Phoenix, Paris, London, Dallas, Bronx, Siena, Rome, Memphis and Raleigh. Ages thirty-one to twenty.

She hadn’t seen her cousins in longer than she could remember either.

Didn’t even talk to them much but got updates from her mother at times.

She was on social media but didn’t bother to check on things.

Who had the time?

“What’s going on?” West asked.

“No clue,” her mother said. “Just that Carolina said he had all these ideas and dreams and maybe rushed into it.”

“That’s too bad,” West said and let it drop.

Her brother was good at helping anyone who needed it and put his siblings first. But outside of the siblings, if someone else wanted it, they had to come to West and present like any other investor would.

“How are Uncle Logan and Aunt Amber doing?” Laken asked of her father’s brother and his wife. She had four cousins on that side.

“They are well,” her mother said. “Got all the kids home for Thanksgiving. You know they are spread out some too. I can’t get over how no one is married, but at least some are dating. Kind of like my kids. Dating, but no one is married or has kids. Do you know how many kids I had at your age, Laken?”

“I believe it was five kids,” she said, doing the math in her head. “And yet you kept going. We weren’t enough for you?”

“I had a lot of love to give,” her mother said.

She moved over and put her arm around her mother. “You did and you do. Now Talia gets it all.”

“It’s suffocating,” Talia said and was looking at West.

“Don’t look at me,” West said. “I’m not paying for you to have your own place. You ultimately have your own apartment downstairs and come and go when you want.”

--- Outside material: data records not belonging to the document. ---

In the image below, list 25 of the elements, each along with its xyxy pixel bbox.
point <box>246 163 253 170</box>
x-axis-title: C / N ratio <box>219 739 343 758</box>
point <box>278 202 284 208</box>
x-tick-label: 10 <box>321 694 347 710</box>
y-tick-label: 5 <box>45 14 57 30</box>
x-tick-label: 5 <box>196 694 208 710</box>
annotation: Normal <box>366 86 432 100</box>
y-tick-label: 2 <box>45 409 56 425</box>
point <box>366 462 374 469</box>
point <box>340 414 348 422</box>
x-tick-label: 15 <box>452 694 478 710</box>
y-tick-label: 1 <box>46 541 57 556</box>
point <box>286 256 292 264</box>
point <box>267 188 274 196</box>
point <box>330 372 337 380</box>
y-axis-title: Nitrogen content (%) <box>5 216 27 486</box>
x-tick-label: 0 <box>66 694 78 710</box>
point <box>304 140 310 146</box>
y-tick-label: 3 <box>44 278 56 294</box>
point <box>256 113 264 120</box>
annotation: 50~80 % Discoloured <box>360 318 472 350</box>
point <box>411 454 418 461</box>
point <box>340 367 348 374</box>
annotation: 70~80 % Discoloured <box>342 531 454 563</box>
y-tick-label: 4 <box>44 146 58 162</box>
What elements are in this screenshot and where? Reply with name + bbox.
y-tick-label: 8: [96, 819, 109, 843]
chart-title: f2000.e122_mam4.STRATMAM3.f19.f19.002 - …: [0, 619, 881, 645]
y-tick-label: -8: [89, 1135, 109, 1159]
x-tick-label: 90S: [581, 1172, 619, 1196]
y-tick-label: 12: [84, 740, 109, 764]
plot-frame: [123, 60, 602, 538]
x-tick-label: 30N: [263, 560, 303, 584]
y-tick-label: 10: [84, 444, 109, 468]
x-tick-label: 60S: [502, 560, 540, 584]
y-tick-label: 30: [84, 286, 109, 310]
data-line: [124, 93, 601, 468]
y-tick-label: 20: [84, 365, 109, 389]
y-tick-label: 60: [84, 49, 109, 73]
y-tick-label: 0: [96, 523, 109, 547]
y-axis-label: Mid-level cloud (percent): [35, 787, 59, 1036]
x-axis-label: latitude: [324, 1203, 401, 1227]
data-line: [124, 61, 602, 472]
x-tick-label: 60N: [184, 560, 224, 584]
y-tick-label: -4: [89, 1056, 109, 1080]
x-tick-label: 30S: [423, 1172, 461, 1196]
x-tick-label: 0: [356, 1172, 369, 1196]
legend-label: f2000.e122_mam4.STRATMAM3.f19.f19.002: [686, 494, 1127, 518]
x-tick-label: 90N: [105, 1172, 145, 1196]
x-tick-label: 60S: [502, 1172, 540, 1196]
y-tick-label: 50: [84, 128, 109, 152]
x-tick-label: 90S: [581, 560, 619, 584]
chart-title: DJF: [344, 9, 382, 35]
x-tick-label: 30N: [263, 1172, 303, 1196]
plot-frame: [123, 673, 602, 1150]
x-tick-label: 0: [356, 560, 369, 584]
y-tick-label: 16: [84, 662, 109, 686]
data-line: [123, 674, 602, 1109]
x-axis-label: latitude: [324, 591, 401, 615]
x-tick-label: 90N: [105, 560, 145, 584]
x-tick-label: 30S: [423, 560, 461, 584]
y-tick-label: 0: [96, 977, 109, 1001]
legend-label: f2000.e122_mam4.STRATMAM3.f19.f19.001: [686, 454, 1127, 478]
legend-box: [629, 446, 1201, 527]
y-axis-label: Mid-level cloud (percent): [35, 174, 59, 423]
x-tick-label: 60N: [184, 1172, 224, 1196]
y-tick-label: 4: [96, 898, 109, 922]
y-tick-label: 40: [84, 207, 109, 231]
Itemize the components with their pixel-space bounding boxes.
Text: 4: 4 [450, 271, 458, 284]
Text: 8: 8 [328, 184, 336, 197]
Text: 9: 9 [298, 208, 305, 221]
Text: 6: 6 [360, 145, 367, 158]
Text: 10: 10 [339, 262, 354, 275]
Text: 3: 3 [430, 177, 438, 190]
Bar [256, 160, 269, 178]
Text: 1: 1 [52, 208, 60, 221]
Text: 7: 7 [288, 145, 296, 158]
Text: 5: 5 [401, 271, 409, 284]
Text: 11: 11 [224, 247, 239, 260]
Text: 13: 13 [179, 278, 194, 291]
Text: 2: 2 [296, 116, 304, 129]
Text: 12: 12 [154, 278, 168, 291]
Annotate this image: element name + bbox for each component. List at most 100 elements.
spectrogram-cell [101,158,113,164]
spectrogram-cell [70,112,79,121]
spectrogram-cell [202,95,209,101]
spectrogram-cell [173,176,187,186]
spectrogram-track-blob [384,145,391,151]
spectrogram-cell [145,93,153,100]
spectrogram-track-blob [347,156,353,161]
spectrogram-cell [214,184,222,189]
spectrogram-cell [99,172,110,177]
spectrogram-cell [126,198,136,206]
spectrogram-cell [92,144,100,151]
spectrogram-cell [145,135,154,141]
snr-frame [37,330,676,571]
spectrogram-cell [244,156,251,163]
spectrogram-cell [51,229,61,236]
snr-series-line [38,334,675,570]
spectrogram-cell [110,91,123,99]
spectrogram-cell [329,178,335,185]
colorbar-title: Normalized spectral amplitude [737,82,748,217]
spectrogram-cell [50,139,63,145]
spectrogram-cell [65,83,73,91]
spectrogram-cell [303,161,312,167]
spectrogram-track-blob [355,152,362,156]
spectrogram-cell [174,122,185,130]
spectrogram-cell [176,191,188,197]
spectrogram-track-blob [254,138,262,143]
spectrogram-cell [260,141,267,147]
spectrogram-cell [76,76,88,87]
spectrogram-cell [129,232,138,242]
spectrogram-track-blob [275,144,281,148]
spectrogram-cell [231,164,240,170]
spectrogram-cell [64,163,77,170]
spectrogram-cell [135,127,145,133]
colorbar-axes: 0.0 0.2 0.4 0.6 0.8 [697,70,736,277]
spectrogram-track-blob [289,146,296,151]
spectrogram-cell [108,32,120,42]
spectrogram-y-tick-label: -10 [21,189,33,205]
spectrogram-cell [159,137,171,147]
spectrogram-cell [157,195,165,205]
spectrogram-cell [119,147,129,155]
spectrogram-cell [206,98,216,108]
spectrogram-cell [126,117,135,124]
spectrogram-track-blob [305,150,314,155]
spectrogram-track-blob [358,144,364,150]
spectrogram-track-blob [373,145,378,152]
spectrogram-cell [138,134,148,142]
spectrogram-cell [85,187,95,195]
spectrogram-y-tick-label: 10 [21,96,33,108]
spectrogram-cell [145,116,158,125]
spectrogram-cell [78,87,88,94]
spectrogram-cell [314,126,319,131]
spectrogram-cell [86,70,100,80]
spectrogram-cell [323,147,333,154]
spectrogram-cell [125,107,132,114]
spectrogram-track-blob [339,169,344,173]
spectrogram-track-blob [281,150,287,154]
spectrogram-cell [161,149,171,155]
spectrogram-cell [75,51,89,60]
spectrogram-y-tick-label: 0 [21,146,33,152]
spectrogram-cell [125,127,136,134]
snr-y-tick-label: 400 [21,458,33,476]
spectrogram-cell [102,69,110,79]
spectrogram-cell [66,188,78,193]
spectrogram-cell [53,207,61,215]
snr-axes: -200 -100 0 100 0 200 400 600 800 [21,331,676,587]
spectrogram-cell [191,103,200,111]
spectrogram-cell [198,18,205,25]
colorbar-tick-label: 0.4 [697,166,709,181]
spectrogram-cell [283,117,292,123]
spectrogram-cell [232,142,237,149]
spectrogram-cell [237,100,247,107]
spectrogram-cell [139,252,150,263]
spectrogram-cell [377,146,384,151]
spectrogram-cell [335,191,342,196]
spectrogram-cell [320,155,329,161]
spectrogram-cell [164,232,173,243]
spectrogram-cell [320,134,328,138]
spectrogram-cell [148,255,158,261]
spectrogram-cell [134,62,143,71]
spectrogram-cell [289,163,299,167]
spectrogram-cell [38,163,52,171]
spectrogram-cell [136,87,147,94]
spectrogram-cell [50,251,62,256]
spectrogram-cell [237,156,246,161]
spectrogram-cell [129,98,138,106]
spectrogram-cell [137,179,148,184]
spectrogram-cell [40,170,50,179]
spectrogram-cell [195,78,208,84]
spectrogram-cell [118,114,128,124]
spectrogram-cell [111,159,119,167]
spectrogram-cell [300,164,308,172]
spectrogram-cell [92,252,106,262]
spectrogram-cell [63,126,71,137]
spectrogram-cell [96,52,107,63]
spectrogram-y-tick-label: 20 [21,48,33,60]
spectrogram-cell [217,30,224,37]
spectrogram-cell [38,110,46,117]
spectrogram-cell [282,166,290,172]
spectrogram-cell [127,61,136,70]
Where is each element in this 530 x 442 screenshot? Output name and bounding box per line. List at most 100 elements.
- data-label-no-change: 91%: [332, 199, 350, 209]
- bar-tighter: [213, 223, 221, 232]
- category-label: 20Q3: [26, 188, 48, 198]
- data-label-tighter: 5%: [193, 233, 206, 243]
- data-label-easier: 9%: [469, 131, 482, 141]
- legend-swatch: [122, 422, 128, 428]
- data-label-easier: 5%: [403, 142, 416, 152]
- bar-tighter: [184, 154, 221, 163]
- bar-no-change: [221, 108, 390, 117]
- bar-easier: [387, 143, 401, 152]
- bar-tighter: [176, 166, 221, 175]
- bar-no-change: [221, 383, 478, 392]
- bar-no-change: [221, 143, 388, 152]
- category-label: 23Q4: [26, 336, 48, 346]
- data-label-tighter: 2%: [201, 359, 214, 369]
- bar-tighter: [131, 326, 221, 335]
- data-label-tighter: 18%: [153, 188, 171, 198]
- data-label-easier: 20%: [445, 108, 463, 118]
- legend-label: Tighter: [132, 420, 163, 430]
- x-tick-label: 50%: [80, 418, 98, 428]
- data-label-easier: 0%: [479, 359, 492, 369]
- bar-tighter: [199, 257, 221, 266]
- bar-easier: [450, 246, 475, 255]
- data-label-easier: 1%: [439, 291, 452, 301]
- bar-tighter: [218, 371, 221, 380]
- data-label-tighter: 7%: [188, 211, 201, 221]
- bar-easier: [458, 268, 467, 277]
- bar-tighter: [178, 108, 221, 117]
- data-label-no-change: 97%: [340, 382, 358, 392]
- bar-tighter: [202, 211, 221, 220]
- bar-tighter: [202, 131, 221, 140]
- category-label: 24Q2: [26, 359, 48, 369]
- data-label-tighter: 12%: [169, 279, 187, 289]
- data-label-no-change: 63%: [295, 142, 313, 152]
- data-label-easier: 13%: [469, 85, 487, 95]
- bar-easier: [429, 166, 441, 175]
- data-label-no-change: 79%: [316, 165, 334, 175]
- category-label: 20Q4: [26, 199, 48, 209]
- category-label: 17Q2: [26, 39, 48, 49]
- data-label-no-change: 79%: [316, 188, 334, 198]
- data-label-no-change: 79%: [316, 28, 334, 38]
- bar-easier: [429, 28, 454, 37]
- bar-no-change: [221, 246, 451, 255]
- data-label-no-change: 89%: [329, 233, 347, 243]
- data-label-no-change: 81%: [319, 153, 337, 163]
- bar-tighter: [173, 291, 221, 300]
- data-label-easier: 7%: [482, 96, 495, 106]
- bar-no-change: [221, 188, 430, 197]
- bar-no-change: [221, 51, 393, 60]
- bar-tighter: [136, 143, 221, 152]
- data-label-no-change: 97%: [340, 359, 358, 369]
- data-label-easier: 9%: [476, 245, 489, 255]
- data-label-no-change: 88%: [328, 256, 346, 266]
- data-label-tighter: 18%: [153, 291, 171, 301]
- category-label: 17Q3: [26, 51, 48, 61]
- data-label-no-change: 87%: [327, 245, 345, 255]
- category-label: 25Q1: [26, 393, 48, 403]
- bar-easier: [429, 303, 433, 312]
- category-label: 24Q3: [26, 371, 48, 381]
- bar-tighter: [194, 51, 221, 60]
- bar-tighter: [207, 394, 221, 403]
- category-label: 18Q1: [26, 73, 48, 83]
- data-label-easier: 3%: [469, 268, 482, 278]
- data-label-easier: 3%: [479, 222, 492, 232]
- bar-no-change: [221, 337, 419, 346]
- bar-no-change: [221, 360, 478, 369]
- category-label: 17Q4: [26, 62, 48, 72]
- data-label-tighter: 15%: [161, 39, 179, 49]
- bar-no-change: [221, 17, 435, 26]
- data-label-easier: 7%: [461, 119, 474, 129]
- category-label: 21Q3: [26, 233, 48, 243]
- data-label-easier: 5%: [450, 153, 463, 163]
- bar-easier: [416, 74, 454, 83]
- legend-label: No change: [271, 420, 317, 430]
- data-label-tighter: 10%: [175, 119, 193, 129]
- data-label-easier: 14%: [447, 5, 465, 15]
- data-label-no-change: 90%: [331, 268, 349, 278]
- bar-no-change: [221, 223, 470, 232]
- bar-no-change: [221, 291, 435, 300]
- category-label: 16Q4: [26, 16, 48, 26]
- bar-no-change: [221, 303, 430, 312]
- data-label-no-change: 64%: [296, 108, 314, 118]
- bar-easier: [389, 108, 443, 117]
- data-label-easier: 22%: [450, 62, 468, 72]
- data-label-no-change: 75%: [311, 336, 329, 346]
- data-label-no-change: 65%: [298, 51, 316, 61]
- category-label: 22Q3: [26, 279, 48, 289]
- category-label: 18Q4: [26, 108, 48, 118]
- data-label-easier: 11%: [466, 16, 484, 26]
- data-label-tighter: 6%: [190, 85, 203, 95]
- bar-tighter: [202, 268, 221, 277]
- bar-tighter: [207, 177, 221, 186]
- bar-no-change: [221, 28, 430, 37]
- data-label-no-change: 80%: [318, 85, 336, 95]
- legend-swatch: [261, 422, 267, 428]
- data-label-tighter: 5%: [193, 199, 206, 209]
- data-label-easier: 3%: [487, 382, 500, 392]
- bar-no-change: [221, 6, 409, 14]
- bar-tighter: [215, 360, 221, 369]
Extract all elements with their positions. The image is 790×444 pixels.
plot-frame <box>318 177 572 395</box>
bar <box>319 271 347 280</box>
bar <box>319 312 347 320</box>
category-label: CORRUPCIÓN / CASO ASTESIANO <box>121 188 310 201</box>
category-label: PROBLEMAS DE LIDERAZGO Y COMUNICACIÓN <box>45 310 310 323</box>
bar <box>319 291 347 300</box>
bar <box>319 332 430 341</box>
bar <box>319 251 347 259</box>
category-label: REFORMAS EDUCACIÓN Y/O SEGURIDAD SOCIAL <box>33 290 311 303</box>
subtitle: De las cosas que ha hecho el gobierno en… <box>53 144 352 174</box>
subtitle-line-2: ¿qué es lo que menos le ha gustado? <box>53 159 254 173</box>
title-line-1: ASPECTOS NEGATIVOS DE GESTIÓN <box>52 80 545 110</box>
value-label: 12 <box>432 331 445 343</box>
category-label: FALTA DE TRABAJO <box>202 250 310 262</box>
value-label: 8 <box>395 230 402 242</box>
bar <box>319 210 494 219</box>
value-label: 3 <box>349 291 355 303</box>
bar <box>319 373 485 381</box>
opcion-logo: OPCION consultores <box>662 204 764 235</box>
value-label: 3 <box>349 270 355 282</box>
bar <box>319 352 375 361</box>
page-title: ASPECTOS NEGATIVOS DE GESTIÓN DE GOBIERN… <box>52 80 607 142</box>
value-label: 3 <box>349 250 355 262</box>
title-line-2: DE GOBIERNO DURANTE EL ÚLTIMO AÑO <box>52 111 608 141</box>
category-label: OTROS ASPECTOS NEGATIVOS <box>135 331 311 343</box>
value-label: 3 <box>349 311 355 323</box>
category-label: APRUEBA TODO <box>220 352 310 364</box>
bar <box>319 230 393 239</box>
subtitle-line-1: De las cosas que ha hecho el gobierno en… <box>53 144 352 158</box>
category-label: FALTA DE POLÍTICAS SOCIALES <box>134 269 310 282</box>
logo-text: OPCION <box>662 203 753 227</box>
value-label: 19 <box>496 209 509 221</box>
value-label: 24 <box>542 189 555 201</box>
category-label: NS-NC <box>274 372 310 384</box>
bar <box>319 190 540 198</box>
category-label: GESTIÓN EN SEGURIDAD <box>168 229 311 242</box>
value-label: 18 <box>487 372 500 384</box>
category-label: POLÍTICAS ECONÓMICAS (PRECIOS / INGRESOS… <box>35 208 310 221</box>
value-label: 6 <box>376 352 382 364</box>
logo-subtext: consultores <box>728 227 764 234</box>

“That’s right, Talia,” his mother said. “Don’t leave me just yet.”

She decided it might be time to change the subject or her sister was going to be blowing her phone up whining that Laken only made it worse.

“West,” she said. “I’ve got an idea about Jamie’s business.”

“No work talk,” her mother said. “What did I tell you?”

“You know it happens when we are all together,” she said.

“It happens with you talking with Rowan, Elias and Nelson because you don’t see them as much. But you two see each other all the time. So, no.”

“You heard Mom,” West said.

But when their mother moved to the other end of the kitchen, she leaned in and whispered. “Think of Nelson. Maybe put him in there to oversee things. It’s close enough to you to be mentored and me to keep an eye on him. Braylon too. He wants that part of it. Learning from the ground up might open his eyes but help too.”

“I like where you’re going. I’ll think about it,” West said.

“I hear you two,” her mother said. “No more work.”

“I’ll bring the snacks into the other room,” she said, pouting.

Laken just couldn’t shut her job off.

She didn’t think it was the fact she wanted an edge and wanted to be thought of as powerful.

It was more the fact that she knew she had to work twice as hard to be taken seriously.